Le défaut de surveillance du malade chronique, qui devient encore plus problématique et dans des déserts médicaux et dans une phase épidémique qui implique des mesures telles que le confinement, a des conséquences sanitaires souvent dramatiques. Là aussi, l’intérêt budgétaire rejoint l’intérêt sanitaire : un remboursement de la télésurveillance médicale comme premier choix pour les personnes de plus de 65 ans, au lieu de la traiter comme une option exceptionnelle dans le cadre du programme ETAPES permettrait des économies considérables et une réorganisation subséquente en profondeur des parcours de soin ville-hôpital. Cela montre qu’il y a encore du chemin à parcourir pour que les pouvoirs publics s’engagent pleinement dans la télésurveillance.

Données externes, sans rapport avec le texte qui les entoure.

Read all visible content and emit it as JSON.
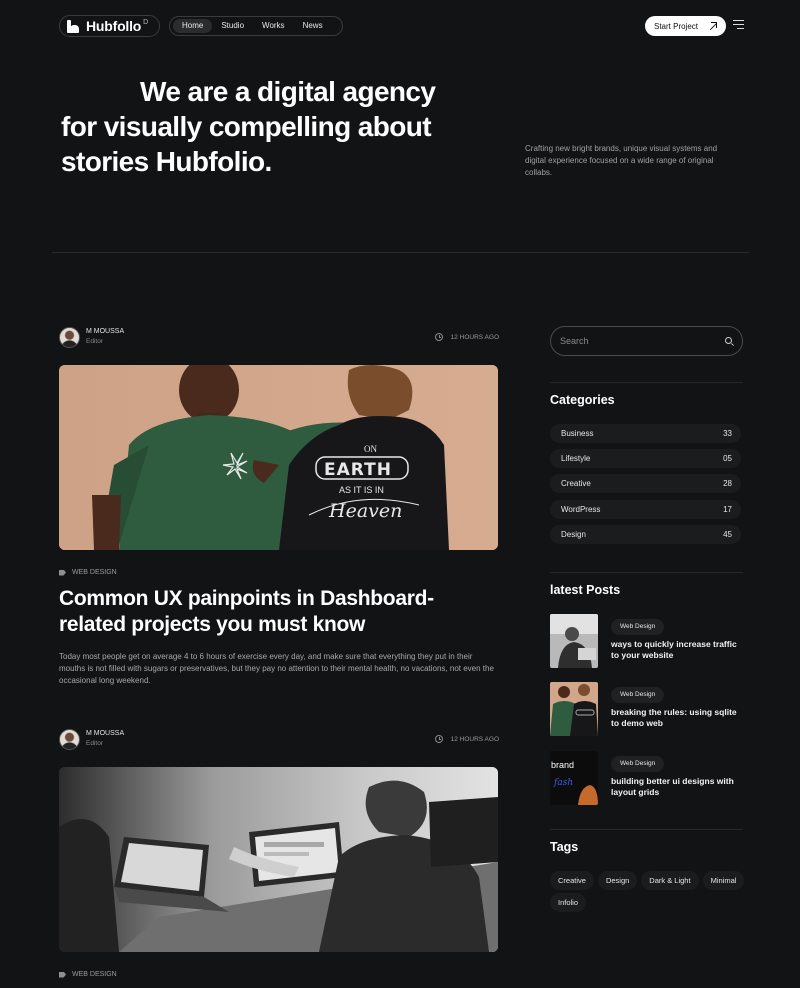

Début mars, Olivier Véran, nouveau ministre de la Santé et des solidarités, a subitement permis que la France entre de plain-pied dans la téléconsultation à l’occasion de la crise du Covid-19. C’est d’ailleurs sur cet enjeu que nous l’avions rencontré en Chine et qu’il était intervenu dans plusieurs Hebdos d’Opinion Internationale en 2018.

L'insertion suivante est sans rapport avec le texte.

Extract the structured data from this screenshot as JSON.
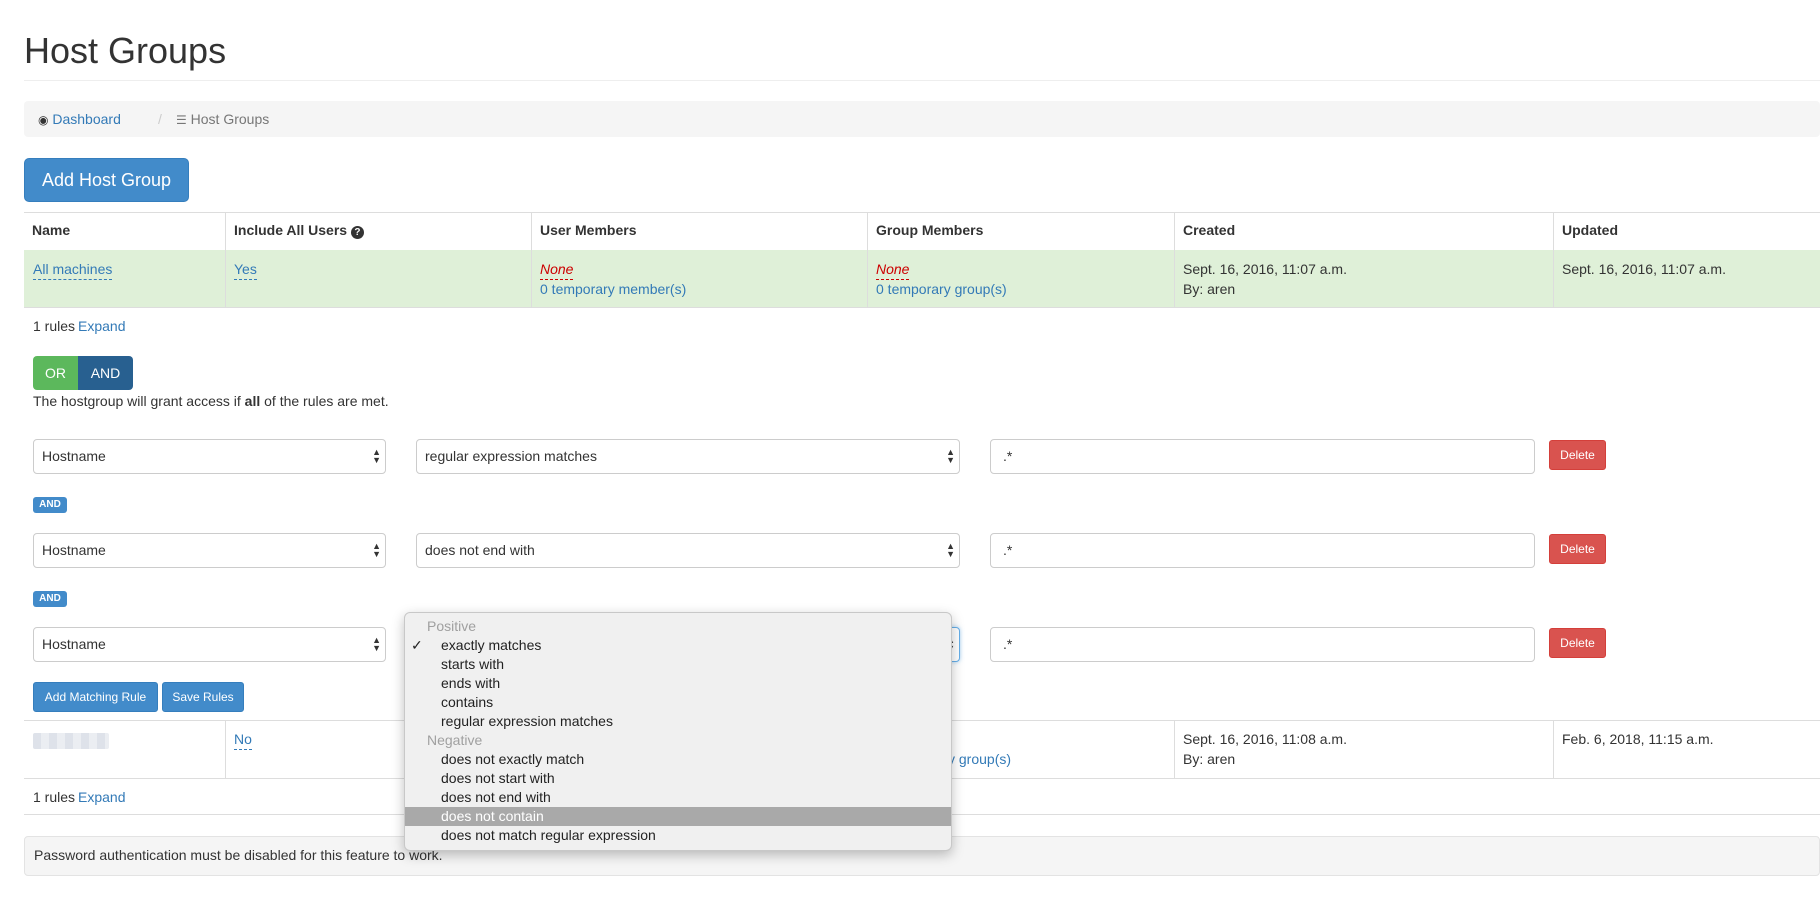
{
  "page": {
    "title": "Host Groups"
  },
  "breadcrumb": {
    "dashboard": "Dashboard",
    "current": "Host Groups"
  },
  "actions": {
    "add_host_group": "Add Host Group"
  },
  "table": {
    "headers": [
      "Name",
      "Include All Users",
      "User Members",
      "Group Members",
      "Created",
      "Updated"
    ],
    "rows": [
      {
        "name": "All machines",
        "include_all_users": "Yes",
        "user_members_none": "None",
        "user_members_temp": "0 temporary member(s)",
        "group_members_none": "None",
        "group_members_temp": "0 temporary group(s)",
        "created": "Sept. 16, 2016, 11:07 a.m.",
        "created_by": "By: aren",
        "updated": "Sept. 16, 2016, 11:07 a.m."
      },
      {
        "include_all_users": "No",
        "group_members_temp_partial": "y group(s)",
        "created": "Sept. 16, 2016, 11:08 a.m.",
        "created_by": "By: aren",
        "updated": "Feb. 6, 2018, 11:15 a.m."
      }
    ]
  },
  "rules_section": {
    "count": "1 rules",
    "expand": "Expand",
    "toggle_or": "OR",
    "toggle_and": "AND",
    "description_pre": "The hostgroup will grant access if ",
    "description_bold": "all",
    "description_post": " of the rules are met.",
    "and_badge": "AND",
    "rules": [
      {
        "field": "Hostname",
        "operator": "regular expression matches",
        "value": ".*"
      },
      {
        "field": "Hostname",
        "operator": "does not end with",
        "value": ".*"
      },
      {
        "field": "Hostname",
        "operator": "",
        "value": ".*"
      }
    ],
    "delete_label": "Delete",
    "add_matching_rule": "Add Matching Rule",
    "save_rules": "Save Rules"
  },
  "row2_rules": {
    "count": "1 rules",
    "expand": "Expand"
  },
  "dropdown": {
    "group_positive": "Positive",
    "positive": [
      "exactly matches",
      "starts with",
      "ends with",
      "contains",
      "regular expression matches"
    ],
    "group_negative": "Negative",
    "negative": [
      "does not exactly match",
      "does not start with",
      "does not end with",
      "does not contain",
      "does not match regular expression"
    ],
    "checked": "exactly matches",
    "highlighted": "does not contain"
  },
  "footer": {
    "note": "Password authentication must be disabled for this feature to work."
  },
  "colors": {
    "primary": "#428bca",
    "success_row": "#dff0d8",
    "danger": "#d9534f",
    "toggle_or": "#5cb85c",
    "toggle_and": "#286090"
  }
}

Ainsi, le 10 mars, le ministre de la Santé autorisa les médecins à consulter via FaceTime et WhatsApp, précisant qu’ils seraient rémunérés comme pour une consultation classique. Après avoir assoupli la téléconsultation vidéo, dans le cadre de l’épidémie de Covid-19, Olivier Véran autorisa même début avril de façon exceptionnelle les téléconsultations par téléphone.
Révolution sanitaire en vue… Car pour « permettre en toutes circonstances la détection de cas suspects ou le suivi de personnes particulièrement fragiles » la iSanté offre des perspectives nouvelles considérables. Il était temps que l’Etat français s’y convertisse, réjouissant au passage des acteurs historiques du combat pour la télémédecine, comme l’Académie Francophone de Télémédecine et de eSanté, présidée par Madame Ghislaine Alajouanine.
Il est évident que si la France avait été à la pointe de ces technologies et d’une politique de santé publique faisant de la prévention une priorité, l’adaptation de la France à la crise subite du coronavirus aurait été plus rapide. Surtout pour le suivi des personnes âgées présentant des pathologies chroniques, confinées à domicile, et que l’hôpital n’a pas pu suivre pendant ces 55 jours d’isolement.
Plus encore que dans le passé, Opinion Internationale donnera la parole aux acteurs de ce monde fascinant de la santé, de la iSanté en particulier, comme nous nous plaisons à la dénommer, celle de l’innovation, de l’inventivité.